Consolidation of storage / loads of sequential atomic variables

Referring to (slightly outdated) paper by Hans Boy in the "Atomic Operations" section. It mentions that the memory model (proposed at the time) will not prevent the optimization compiler from combining a sequence of loads or storages from the same variable from combining into a single load. His example is as follows (updated, hopefully correct syntax):

Considering

atomic<int> v; 

The code

 while( v.load( memory_order_acquire ) ) { ... } 

It can be optimized for:

 int a = v.load(memory_order_acquire); while(a) { ... } 

Obviously, that would be bad, as he claims. Now my question is, since the document is a bit old, does the current C ++ 0x memory model prevent this type of optimization or is it still technically resolved?

My reading of the standard seems to be biased, but using the semantics of “acquire” makes it less clear. For example, if it is "seq_cst", the model seems to guarantee that loading should participate in the general order when accessing and loading the value only once, thus, it seems to disrupt the order (since it breaks the sequence, it occurs before the relation).

By purchasing, I interpret 29.3.2 to mean that this optimization cannot happen, since any “release” operation must be observed during the “acquire” operation. Running only one instance seems invalid.

So my question is, will the current model (in the pending standard) prohibit this type of optimization? And if so, which part specifically prohibits this?
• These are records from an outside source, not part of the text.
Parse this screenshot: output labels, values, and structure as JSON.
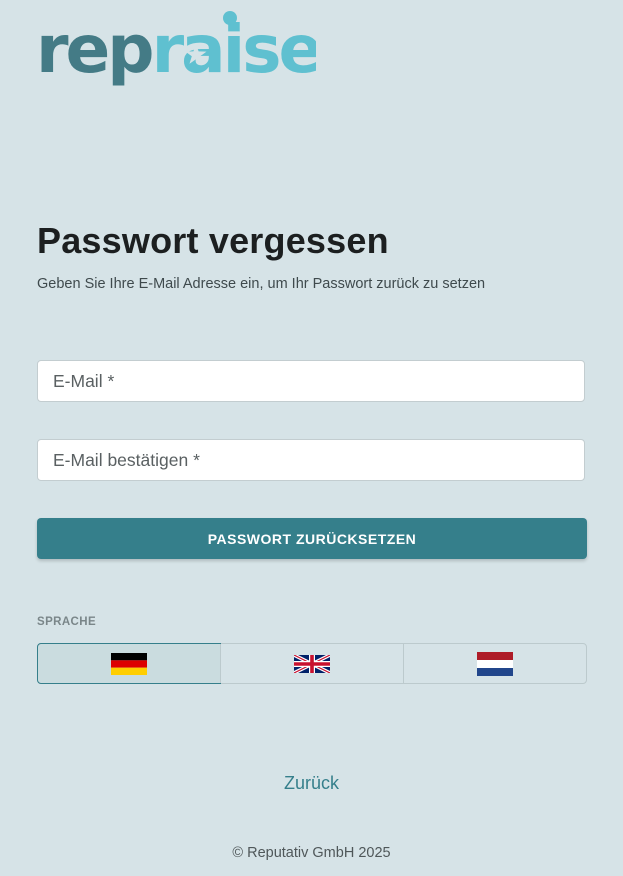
{
  "brand": {
    "logo_text": "repraise",
    "colors": {
      "dark": "#447b86",
      "light": "#5fc0d0"
    }
  },
  "page": {
    "title": "Passwort vergessen",
    "subtitle": "Geben Sie Ihre E-Mail Adresse ein, um Ihr Passwort zurück zu setzen"
  },
  "form": {
    "email_placeholder": "E-Mail *",
    "email_value": "",
    "email_confirm_placeholder": "E-Mail bestätigen *",
    "email_confirm_value": "",
    "submit_label": "PASSWORT ZURÜCKSETZEN"
  },
  "language": {
    "label": "SPRACHE",
    "options": [
      {
        "flag": "germany-flag-icon",
        "selected": true
      },
      {
        "flag": "uk-flag-icon",
        "selected": false
      },
      {
        "flag": "netherlands-flag-icon",
        "selected": false
      }
    ]
  },
  "back_link": "Zurück",
  "footer": "© Reputativ GmbH 2025",
  "colors": {
    "background": "#d6e3e7",
    "accent": "#357f8b"
  }
}
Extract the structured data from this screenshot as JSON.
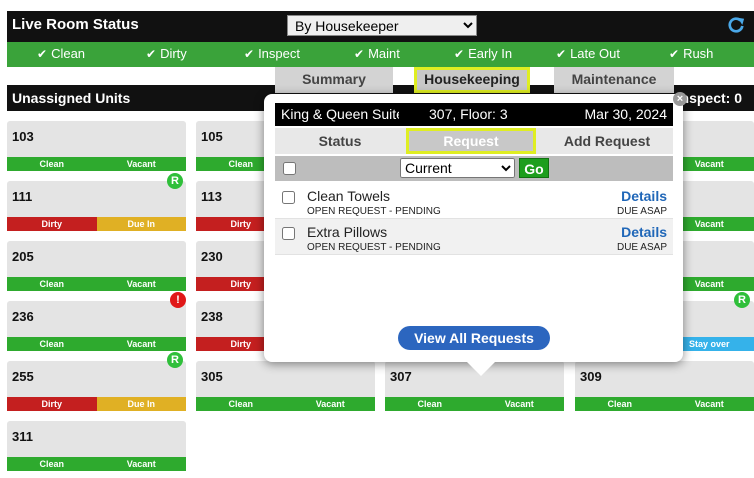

If not, is the volatile atom using the problem?

And for the bonus, if the download operation has a “relaxed” ordering, is optimization allowed?

+6
source share
2 answers

The C ++ 0x standard attempts to prohibit this optimization.

The corresponding words are taken from 29.3p13:

Implementations should make nuclear storage visible to atomic loads within a reasonable amount of time.

If the thread executing the load only ever issues one load command, this is violated, as if it skips the recording for the first time, it will never see it. It does not matter which memory order is used for the load, it is the same for memory_order_seq_cst and memory_order_relaxed .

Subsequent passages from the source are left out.